Ancak her iki senaryoda da Tayvan’a yönelik bir saldırı, Washington tarafından liberal demokratik değerlere ve insan haklarına yönelik bir saldırı olarak çerçevelenecektir. Gerçekte Pekin’in askeri hamlesi, ABD’nin İkinci Dünya Savaşı sonrası dönemden bu yana Asya-Pasifik’te oluşturduğu güç dengesini tehdit ediyor. Çin’in topyekun saldırısı bu sisteme karşı büyük bir meydan okuma eylemi olacaktır. Beyaz Saray’a kim başkanlık ederse, bu kabus senaryosunu etkisiz hale getirerek ya da en azından geciktirerek atlatmaya çalışıyor. Herhangi bir başkanın iletişim tarzı bu sonuç dahilinde kalacaktır.
Güvenilirliği korumak: Çin’in Doğu Asya’daki yükselişine karşı koymak
Çin’le rekabetin temelinde Washington’un Doğu Asya’daki güvenilirliğini korumak ve benzer bir rakibin yükselişini engellemek yatmaktadır. Bu durum, önemli Asyalı müttefiklerin ağırlandığı ve Çin’i küresel bir risk olarak etiketleyen bir bildirinin yayınlandığı Vilnius’taki NATO zirvesinde de görüldüğü gibi, ittifak yapılarının korunmasını içeriyor. Başkanlıktaki olası değişikliklere rağmen, hem Trump hem de Biden yönetimlerinde de görüldüğü gibi, Hint-Pasifik’te Çin’in etkisine karşı koymak için ittifakların güçlendirilmesine yönelik stratejik çerçevenin devam etmesi muhtemel.
Örneğin Trump’ın liderliğinde Hindistan, İsrail ve Birleşik Arap Emirlikleri’ni (BAE) kapsayan I2U2 Grubu çerçevesi oluşturulurken, Başkan Biden’ın döneminde bu çerçevede Hindistan-Ortadoğu-Avrupa Koridoru projesinin devreye alındığı görüldü.
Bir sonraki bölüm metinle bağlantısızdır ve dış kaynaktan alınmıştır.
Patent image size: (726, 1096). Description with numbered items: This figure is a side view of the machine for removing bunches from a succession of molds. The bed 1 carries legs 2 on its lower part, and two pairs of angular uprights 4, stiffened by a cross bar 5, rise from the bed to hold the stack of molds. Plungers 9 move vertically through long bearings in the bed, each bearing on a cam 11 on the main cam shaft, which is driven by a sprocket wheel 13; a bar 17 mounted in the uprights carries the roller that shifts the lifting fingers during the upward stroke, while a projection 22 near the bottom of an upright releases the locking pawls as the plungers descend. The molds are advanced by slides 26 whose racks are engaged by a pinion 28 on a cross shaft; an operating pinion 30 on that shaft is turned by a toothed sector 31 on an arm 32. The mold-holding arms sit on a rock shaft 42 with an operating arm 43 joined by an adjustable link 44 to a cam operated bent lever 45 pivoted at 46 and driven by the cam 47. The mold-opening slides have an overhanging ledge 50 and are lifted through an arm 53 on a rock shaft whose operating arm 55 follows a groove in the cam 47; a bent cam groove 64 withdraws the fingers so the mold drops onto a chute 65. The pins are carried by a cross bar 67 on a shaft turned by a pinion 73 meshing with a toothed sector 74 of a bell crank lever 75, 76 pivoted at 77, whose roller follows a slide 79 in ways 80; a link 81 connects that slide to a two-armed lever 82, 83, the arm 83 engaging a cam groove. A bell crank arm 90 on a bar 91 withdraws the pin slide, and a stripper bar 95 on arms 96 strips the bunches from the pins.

Bu, Biden’ın yine Trump’ın bu konudaki mirasından yola çıktığı anlamına geliyor. Yatırım ve bağlantıya odaklanan bu girişimler, Çin’in Kuşak ve Yol Girişimi’ne (BRI) karşı alınan önlemler olarak yorumlanabilir; ancak İsrail’in Gazze’deki savaşı geçici olarak bunları gölgede bırakmış olabilir.
Trump’ın NATO’ya yönelik şüpheciliğini ele almak önemlidir, çünkü bazıları bunu Cumhuriyetçi politikalarda önemli bir değişiklik olarak görüyor ve potansiyel olarak ABD’nin küresel ittifaklara yönelik taahhütlerini tehdit ediyor. Ancak Trump’ın görev süresi boyunca NATO’nun öneminin ve geleceğinin azalmadığını anlamak önemlidir. Onun NATO içindeki yük paylaşımına ilişkin işlemsel tutumu ve yorumları, Asya’daki NATO dışı müttefikleri kapsamayan belirli bir bakış açısından kaynaklanmaktadır.
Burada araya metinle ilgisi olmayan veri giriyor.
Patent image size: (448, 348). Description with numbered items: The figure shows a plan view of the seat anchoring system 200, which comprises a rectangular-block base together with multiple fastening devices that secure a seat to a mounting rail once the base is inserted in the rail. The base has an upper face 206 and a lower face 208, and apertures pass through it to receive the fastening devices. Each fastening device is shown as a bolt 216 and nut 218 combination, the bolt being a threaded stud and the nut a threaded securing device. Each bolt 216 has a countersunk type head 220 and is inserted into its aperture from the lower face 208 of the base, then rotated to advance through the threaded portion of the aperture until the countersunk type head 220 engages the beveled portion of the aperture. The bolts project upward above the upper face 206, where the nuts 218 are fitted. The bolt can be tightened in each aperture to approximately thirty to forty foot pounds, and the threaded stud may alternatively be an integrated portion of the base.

Hint-Pasifik bölgesinde Çin’le rekabet etmek (ve onu kontrol altına almak) için ittifakların güçlendirilmesi, ister Trump’ın ister Biden’ın yönetimi altında olsun, ABD dış politikasının bir mihenk taşı olmaya devam edecek. AUKUS ortaklığı ve devletlerarası güvenlik ittifakları kapsamında askeri ticaretin sürdürülmesi gibi girişimler, Trump’ınki gibi iş odaklı bir üslupla iyi yankılanan yaklaşımlardır. Biden, ABD liderliğindeki çok taraflılığa uygun olduğu için benzer bir yolu tercih edecektir.
ABD, Tayvan meselesinde geleneksel politika çizgisini sürdürerek ve Asya’daki ittifaklarını yoğunlaştırarak, Çin’in dikkatini kendi çevresine yönlendirmeye yönelik jeopolitik stratejisini sürdürmeye hazır görünüyor. Halk Kurtuluş Ordusu (PLA) yeteneklerini geliştirdikçe, komşu ülkelerin de bunu yapması muhtemeldir, bu da militarizasyonun arttığı ve Çin’in giderek kontrol altına alındığı bir bölgeyle sonuçlanacaktır.